Greetings, gang

AH, nostalgia, nostalgia. There is a hint of snow in the Rhineland, but I'm gazing at sun-drenched rice paddies and T-shirted cyclists who are glad for every inch of shade. It being that time of year, I'm pasting photos onto homemade Christmas cards to the Gang of 20 who got acquainted with Jiangsu Province and each other last August. Our T-shirts read, in bold Chinese characters, ``Drive carefully.'' And for the most part we did, especially over the potholes, sand, cinders, manure, and occasional steel reinforcing bars we encountered on the roads along the sixth-century Grand Canal.

Our care wasn't always sufficient to keep us upright. Eilleen took the most spectacular dive - into a roadside ditch that festooned her with watery weeds. Dave - the same Dave who, in American collegiate exuberance one 3 a.m. in Nanking, when he was passing a bicycle loaded with delicately balanced cages of 100 groggy ducks, couldn't resist quacking and waking the whole gaggle into instant chorus - that same Dave helped fish Eilleen out and restore her to vertical posture.

As she reads this Christmas card, she will be practicing at the California bar as a fresh-fledged lawyer. And as Dave reads his, he will be programming computers at an Ohio hospital.

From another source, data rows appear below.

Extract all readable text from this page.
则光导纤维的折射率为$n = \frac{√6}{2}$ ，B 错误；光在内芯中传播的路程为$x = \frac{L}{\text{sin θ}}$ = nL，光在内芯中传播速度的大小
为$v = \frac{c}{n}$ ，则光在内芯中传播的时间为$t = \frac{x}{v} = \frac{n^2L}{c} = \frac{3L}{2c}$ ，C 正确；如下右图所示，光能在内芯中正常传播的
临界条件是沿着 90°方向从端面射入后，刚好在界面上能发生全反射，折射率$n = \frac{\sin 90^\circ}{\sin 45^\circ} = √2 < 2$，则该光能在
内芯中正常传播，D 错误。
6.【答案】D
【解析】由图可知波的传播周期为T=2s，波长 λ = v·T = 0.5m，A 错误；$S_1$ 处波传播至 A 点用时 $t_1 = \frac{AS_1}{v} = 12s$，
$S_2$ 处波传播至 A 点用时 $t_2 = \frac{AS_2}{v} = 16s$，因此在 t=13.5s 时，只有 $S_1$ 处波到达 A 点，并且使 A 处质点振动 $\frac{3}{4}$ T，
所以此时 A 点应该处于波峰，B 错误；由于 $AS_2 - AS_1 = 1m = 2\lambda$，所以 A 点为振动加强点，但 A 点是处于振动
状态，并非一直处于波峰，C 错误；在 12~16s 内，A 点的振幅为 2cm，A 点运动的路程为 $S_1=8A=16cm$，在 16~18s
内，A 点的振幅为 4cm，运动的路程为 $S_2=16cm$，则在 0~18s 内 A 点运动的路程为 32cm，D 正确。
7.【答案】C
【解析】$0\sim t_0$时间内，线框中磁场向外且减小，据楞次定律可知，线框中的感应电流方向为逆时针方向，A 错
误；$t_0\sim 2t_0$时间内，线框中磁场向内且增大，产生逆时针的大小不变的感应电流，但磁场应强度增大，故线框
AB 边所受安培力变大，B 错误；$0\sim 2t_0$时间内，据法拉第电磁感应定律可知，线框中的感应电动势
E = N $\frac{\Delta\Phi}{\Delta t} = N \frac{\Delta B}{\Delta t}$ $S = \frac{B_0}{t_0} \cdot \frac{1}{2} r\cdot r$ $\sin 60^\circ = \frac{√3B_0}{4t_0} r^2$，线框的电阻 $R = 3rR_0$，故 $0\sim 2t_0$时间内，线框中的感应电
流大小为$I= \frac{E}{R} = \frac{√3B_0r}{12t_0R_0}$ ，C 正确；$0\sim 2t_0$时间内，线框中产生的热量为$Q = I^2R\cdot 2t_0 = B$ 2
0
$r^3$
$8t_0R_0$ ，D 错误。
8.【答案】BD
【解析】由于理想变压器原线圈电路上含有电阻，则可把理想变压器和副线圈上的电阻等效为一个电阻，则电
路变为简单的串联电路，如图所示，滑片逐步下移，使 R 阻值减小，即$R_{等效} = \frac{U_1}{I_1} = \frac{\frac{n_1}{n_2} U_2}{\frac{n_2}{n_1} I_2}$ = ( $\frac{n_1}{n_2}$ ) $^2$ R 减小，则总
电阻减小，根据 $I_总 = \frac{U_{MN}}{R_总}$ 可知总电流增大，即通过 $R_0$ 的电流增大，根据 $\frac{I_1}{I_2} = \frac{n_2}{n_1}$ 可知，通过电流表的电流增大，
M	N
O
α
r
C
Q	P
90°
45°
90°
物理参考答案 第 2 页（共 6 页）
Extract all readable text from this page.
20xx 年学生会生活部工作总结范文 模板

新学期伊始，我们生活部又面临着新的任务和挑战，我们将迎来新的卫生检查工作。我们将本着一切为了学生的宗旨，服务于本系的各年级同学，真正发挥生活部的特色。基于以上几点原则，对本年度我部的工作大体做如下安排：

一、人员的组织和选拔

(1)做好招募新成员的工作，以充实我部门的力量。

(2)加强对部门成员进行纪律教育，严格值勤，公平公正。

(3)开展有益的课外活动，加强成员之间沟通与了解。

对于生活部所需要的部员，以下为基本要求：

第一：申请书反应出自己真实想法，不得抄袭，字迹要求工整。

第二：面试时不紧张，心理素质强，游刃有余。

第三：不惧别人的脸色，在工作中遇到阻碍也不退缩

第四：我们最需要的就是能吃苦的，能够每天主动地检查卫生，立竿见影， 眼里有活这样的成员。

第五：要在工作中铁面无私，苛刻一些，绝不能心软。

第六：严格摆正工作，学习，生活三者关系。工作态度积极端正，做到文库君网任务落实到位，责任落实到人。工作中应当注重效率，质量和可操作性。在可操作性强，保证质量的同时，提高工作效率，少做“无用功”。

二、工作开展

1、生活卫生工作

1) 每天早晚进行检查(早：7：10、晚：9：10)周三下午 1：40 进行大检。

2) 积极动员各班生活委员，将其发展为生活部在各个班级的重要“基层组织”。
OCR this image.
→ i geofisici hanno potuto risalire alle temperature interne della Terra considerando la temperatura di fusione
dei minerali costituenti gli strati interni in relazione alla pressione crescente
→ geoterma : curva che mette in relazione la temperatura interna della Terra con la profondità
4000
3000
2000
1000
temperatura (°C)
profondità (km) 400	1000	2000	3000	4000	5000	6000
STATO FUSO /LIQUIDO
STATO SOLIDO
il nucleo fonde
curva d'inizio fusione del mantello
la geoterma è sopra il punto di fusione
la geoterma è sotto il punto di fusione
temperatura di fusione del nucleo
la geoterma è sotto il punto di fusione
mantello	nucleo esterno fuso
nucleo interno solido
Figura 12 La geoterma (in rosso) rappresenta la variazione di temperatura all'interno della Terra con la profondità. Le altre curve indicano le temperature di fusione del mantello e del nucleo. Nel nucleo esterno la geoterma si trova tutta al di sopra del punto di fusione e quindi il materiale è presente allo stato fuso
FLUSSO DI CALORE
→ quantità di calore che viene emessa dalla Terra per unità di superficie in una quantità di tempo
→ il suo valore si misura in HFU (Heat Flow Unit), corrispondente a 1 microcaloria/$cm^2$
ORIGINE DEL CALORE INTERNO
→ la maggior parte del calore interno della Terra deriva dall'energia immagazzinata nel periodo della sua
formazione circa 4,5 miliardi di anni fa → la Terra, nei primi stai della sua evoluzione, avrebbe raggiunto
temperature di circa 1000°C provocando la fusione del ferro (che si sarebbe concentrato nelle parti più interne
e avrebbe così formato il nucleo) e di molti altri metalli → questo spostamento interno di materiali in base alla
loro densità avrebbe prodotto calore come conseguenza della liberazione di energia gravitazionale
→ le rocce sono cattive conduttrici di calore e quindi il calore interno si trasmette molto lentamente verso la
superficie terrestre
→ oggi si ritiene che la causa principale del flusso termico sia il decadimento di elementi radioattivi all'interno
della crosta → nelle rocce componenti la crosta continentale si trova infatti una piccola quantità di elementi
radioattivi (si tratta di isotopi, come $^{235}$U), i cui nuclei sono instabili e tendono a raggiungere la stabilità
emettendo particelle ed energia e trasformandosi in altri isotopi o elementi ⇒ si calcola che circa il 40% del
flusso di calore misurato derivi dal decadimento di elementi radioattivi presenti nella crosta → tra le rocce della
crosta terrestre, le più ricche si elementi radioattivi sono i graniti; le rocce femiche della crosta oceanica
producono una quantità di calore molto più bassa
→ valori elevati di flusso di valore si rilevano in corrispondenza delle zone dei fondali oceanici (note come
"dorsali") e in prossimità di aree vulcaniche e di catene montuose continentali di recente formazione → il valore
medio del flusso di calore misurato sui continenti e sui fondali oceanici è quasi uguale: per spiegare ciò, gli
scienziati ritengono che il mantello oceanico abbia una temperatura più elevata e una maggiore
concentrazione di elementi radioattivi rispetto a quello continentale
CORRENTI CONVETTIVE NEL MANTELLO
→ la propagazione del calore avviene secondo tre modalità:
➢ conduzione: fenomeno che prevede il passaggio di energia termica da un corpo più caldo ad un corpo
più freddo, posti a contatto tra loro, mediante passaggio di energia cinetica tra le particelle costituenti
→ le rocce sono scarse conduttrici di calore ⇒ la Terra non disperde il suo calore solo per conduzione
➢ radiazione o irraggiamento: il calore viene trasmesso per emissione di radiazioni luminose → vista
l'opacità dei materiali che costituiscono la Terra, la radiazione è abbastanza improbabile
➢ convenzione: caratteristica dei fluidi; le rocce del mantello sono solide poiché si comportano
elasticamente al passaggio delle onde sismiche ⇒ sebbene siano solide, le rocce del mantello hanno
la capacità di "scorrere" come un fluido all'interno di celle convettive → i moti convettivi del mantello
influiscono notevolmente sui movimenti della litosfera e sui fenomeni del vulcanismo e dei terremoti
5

It was and it wasn't seeing China at Chinese-eye level. One local worker at a fish farm of the sort the Chinese pioneered centuries ago did pedal alongside me for 10 minutes at the Taihu Lake, chatting in carefully pronounced English. And in cities we had the feeling that we could legitimately ride the alleyways that are everyone's front porch to participate vicariously in the laundering, carpentry, mah-jongg, grandmothering, and mini-concerts by pet cicadas - all without the intrusion that walking slowly through the same alleys would have produced.

But apart from pumping our knees and riding our bells in the same fashion, we were hardly like typical Chinese commuters and laborers. We had no wives and children piled onto the backs of our vehicles; no carts, ducks, or sofas; no huge bags of bones; no color TVs. Indeed, with a luxury that bordered on the embarrassing, we carried nothing except our water bottles and cameras. The bus hauled all our luggage and faithfully followed the ``sweep,'' the tail appointed each day to make sure no stragglers got left behind.

Tom - Dave's father, founder of his own coal company in Kentucky, a man who marveled at the loads carried on carts and mused about what kind of ball bearings could accommodate that much weight on those little axles - usually volunteered cheerfully rain or shine for the thankless post of sweep.

It did rain, of course. One of the photos on the Christmas cards shows us in front of the Shuang Men Lou Hotel, all lined up in yellow and blue ponchos and the bicycle helmets that so dumbfounded onlookers wherever we went. Helen and Anne and drummer Charlie are there, plus Henry, the Dutch-Canadian who was always cracking ``American'' jokes, and Janet, our Canadian guide, who was taking a break from studying archeology in Peking.

``Lefty,'' Janet's Chinese counterpart, is nowhere to be seen, however. He is probably off making sure we get enough box lunches from the hotel. Or he is carefully putting onto the bus the pet turtle he bought when we went to see the pandas. He is a bit too high in the China International Travel Service to travel as a guide normally, but he was assigned to our group to ascertain why CITS always has so much trouble with its unruly bicycle tourists.

CITS's frustration was understandable. After all, it informs all visitors right from the start what is expected of them. But what CITS expects doesn't always jibe with what Western cyclists expect. We didn't mind the written rules we were given about ``no towing other vehicles or being towed and no mischievous acts'' or ``no parking to chat on traffic roads.'' But we had little inclination to be ``submissively obedient'' and accept the precept that ``the riding route and directions are nonchangable.'' When we were put into the bus for a tour of a new city, we tended to ask in advance what was on the docket and, if it sounded unpromising, to abandon the bus and take to our own wheels.

With a flexibility worthy of the new China, Lefty took us all in stride. He even seemed to share our delight in serendipities. He had served his time on remote communes during the Cultural Revolution; he had been jailed for some months then when a friend who was teaching him how to drive a tractor encouraged the licenseless Lefty to cross a bridge that Lefty initially thought was too narrow, and Lefty, friend, and tractor all ended up in the stream. He understood that constraints can be excessive.

He nurtured his own fantasy by translating children's books like ``Charlotte's Web'' in the evenings. He nurtured Dave and Greg's fantasy by teaching them Chinese chess.

It was a great vacation. Merry Christmas, one and all!